Attention to DNS resolvers is becoming increasingly important in today's landscape. As a result, secure DNS resolvers forming a firewall around the DNS are becoming a vital layer of defense to protect against advanced persistent threats.

DNS firewalls work by preventing the enterprise systems access to known malicious addresses. It also prevents known malicious addresses from accessing the enterprise network. This is done through a blacklist type of strategy with ever-updating lists of malicious addresses. This of course is done at the DNS level, so any attempted connections are blocked before they ever even reach the office network, let alone a computer or server.

One of the major advantages of DNS firewalls is that the foundation is likely already in place on your network.
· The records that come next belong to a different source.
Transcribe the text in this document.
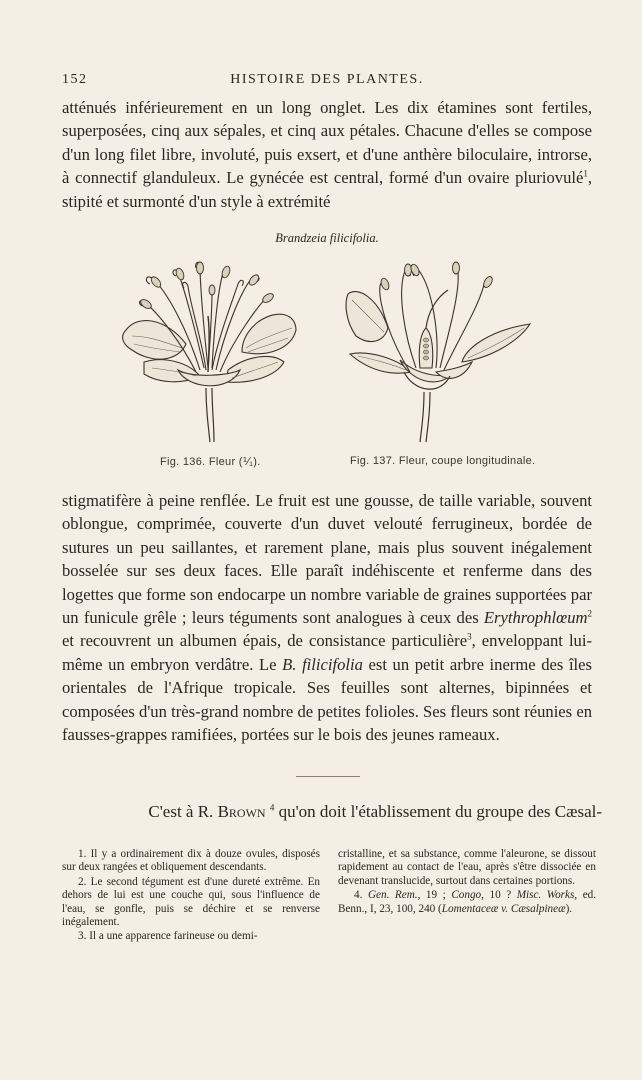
152	HISTOIRE DES PLANTES.

atténués inférieurement en un long onglet. Les dix étamines sont fertiles, superposées, cinq aux sépales, et cinq aux pétales. Chacune d'elles se compose d'un long filet libre, involuté, puis exsert, et d'une anthère biloculaire, introrse, à connectif glanduleux. Le gynécée est central, formé d'un ovaire pluriovulé$^1$, stipité et surmonté d'un style à extrémité

Brandzeia filicifolia.
Fig. 136. Fleur (⅟₁).	Fig. 137. Fleur, coupe longitudinale.

stigmatifère à peine renflée. Le fruit est une gousse, de taille variable, souvent oblongue, comprimée, couverte d'un duvet velouté ferrugineux, bordée de sutures un peu saillantes, et rarement plane, mais plus souvent inégalement bosselée sur ses deux faces. Elle paraît indéhiscente et renferme dans des logettes que forme son endocarpe un nombre variable de graines supportées par un funicule grêle ; leurs téguments sont analogues à ceux des Erythrophlœum$^2$ et recouvrent un albumen épais, de consistance particulière$^3$, enveloppant lui-même un embryon verdâtre. Le B. filicifolia est un petit arbre inerme des îles orientales de l'Afrique tropicale. Ses feuilles sont alternes, bipinnées et composées d'un très-grand nombre de petites folioles. Ses fleurs sont réunies en fausses-grappes ramifiées, portées sur le bois des jeunes rameaux.

C'est à R. Brown $^4$ qu'on doit l'établissement du groupe des Cæsal-

1. Il y a ordinairement dix à douze ovules, disposés sur deux rangées et obliquement descendants.

2. Le second tégument est d'une dureté extrême. En dehors de lui est une couche qui, sous l'influence de l'eau, se gonfle, puis se déchire et se renverse inégalement.

3. Il a une apparence farineuse ou demi-

cristalline, et sa substance, comme l'aleurone, se dissout rapidement au contact de l'eau, après s'être dissociée en devenant translucide, surtout dans certaines portions.

4. Gen. Rem., 19 ; Congo, 10 ? Misc. Works, ed. Benn., I, 23, 100, 240 (Lomentaceæ v. Cæsalpineæ).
There's no hardware to install or intrusive software. It can be deployed rather simply within a few days or possibly even hours. There are resources available at www.bluecatnetworks.com for more information.

Why Is It Important?

DNS resolvers are like a gateway that connect your systems to the internet at large. If a connection is allowed by the DNS to be made to a malicious location, your company data and security could be at risk. You could lose customer data, and thereby their confidence. You could infect your systems with ransomware. There are a plethora of negative possibilities.

Because a DNS simply acts like a phonebook to look up an address, it doesn't block any connections from being made. But if your input can be translated and looked up and then determined to be malicious, that connection can then be blocked. Imagine if your phonebook told you the address you're looking up is flagged for having a murderer living there. You probably wouldn't want to go there. The idea is similar.

The DNS firewall can also identify infected computers on your network and prevent those computers from sending information to the outside world.

As criminals and hackers are running increasingly amok in the frontier of the internet, solutions like DNS firewalls are an essential first line of defense to secure enterprise networks and keep data safe and secure.